Setelah cederanya mulai membaik, nama Edo pun masuk line-up. Tapi hanya sebagai pemain cadangan. "Itu juga karena permintaan saya sendiri kepada Pak Wenas (pemilik Niac Mitra). Saya tidak mau tampil di lapangan tanpa permainan yang optimal. Tapi, saya bertekad dalam hati akan menjadi pemain inti yang tak tergantikan," tegas Edo.

Edo membuktikannya dengan menjadi pilar Niac Mitra ketika meraih trofi juara Galatama 1987-1988. Musim berikutnya, ia kembali mengalami patah tangan untuk kali kedua setelah berduel dengan Jaya Hartono, mantan rekannya di Niac Mitra yang membela Petrokimia Putera.

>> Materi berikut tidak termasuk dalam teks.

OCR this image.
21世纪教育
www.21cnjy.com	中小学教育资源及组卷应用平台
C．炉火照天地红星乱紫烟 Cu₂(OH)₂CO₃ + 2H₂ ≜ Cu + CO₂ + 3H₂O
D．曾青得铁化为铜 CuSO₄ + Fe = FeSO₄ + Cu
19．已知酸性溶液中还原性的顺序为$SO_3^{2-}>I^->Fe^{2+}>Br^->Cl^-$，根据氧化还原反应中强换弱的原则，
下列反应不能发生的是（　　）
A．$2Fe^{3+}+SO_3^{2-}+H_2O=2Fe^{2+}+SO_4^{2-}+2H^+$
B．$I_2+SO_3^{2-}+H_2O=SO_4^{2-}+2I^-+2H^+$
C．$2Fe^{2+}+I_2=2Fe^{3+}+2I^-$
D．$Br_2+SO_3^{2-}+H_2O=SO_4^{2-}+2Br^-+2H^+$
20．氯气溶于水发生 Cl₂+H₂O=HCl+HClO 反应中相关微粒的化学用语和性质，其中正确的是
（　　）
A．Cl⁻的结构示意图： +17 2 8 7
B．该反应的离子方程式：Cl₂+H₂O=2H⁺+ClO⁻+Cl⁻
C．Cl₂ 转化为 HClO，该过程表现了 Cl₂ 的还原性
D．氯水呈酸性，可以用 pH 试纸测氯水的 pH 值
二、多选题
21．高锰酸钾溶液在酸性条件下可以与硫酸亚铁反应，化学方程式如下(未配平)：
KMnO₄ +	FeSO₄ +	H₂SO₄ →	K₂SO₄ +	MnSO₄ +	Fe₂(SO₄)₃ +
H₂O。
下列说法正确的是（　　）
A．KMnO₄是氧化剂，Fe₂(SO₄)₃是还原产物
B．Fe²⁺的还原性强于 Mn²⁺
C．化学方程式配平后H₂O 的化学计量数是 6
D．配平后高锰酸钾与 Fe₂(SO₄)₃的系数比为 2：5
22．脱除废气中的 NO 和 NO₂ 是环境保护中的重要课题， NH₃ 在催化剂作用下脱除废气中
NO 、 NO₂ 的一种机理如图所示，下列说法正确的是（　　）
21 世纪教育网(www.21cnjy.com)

"Jaya langsung meminta maaf tapi saya tidak marah. Saya yakin Jaya tak sengaja melakukannya. Apalagi kami sudah berteman lama dan statusnya sebagai pemain timnas," papar Edo.

 

3 dari 3 halaman

Ngeyel

Berbeda dengan cedera sebelumnya, Edo terpaksa menjalani operasi. Kebetulan kompetisi baru saja berakhir. Saat sedang dalam pemulihan, rekannya, Hanafing memintanya bergabung dengan tim yang sudah berganti nama menjadi Mitra Surabaya.

"Hanafing bilang, itu kan cuma cedera tangan. Nanti juga sembuh. Saya pun ikut latihan dan membela Mitra di turnamen Piala Tugu Muda di Semarang."

Di turnamen itu, cedera tangan Edo kembali kambuh setelah bertabrakan dengan pemain Assyabaab. Ia pun pulang ke Surabaya untuk berobat.

"Dokter Sukarna yang merawat saya sempat marah, kenapa saya tetap ngotot main meski belum pulih. Saya bilang, sebagai pemain, hidup saya di sepak bola. Dia pun mengerti dan melanjutkan pengobatan dengan menambah panjang pen (besi) di tangan saya," pungkas Edo.